La disparition, il y a un an, de Thierry Ardisson (1949-2025) et tout récemment de Philippe Bouvard (1929-2026), marquent la fin d’une époque, celle du divertissement et de l’amusement, à la télé comme à la radio (pour être juste, il faudrait également évoquer le souvenir de Jacques Martin (1933-2007)).
Outre la qualité de leurs productions respectives et une grande habileté dans le mélange des genres, ils avaient une liberté de ton des plus jouissives, qui faisaient leur succès et une popularité durable.
Tout le Monde en Parle pour Ardisson, les Grosses Têtes pour Bouvard, (sans oublier le Petit Rapporteur de Jacques Martin) restent dans de très nombreux esprits comme l’apothéose de leur savoir faire, et font éprouver la nostalgie d’une ère qui semble bien révolue.
Aujourd’hui, le rire et plus généralement l’expression sont encadrés par des légions d’intransigeants commissaires de moralité, des lois de plus en plus étouffantes et des comités de censure toujours plus puissants et intrusifs.
Cette monstruosité, bien intentionnée jusqu’à l’absurde, emprisonne la pensée et stérilise les talents. Il ne sort quasi plus rien de ce trou noir magmatique détruisant toute initiative jugée inconvenante ou déviante.
Le rire est devenu ricanement, l’art de la critique et de la caricature se sont mués en condamnations et anathèmes réducteurs et l’humour et la dérision ont fait place à un plat et désespérant conformisme, confinant à la bêtise et à l’abrutissement.
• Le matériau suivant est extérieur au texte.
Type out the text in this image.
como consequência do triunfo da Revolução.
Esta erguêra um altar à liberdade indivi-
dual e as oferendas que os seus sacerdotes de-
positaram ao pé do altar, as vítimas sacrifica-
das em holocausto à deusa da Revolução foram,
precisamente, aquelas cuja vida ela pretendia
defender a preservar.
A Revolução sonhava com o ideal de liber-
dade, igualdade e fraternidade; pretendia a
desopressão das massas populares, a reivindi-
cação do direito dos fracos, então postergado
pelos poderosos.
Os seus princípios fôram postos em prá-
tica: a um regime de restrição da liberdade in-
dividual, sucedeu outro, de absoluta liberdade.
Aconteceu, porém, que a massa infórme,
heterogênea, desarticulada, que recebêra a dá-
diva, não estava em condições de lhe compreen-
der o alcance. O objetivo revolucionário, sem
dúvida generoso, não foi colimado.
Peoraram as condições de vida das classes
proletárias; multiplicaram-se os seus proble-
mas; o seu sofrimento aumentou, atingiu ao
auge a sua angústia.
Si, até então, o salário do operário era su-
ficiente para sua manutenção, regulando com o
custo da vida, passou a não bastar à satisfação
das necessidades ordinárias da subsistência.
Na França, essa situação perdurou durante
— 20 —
Sans doute faudrait-il, dans ces temps d’obscurantisme et d’obtusion, rappeler ce mot fameux de Beaumarchais :”je me presse de rire de tout, de peur d'être obligé d'en pleurer” et celui de Rabelais selon lequel “rire est le propre de l’Homme”.
Et pour finir avec Bouvard :”La mort est le châtiment suprême des personnes dont le seul crime fut de vivre…”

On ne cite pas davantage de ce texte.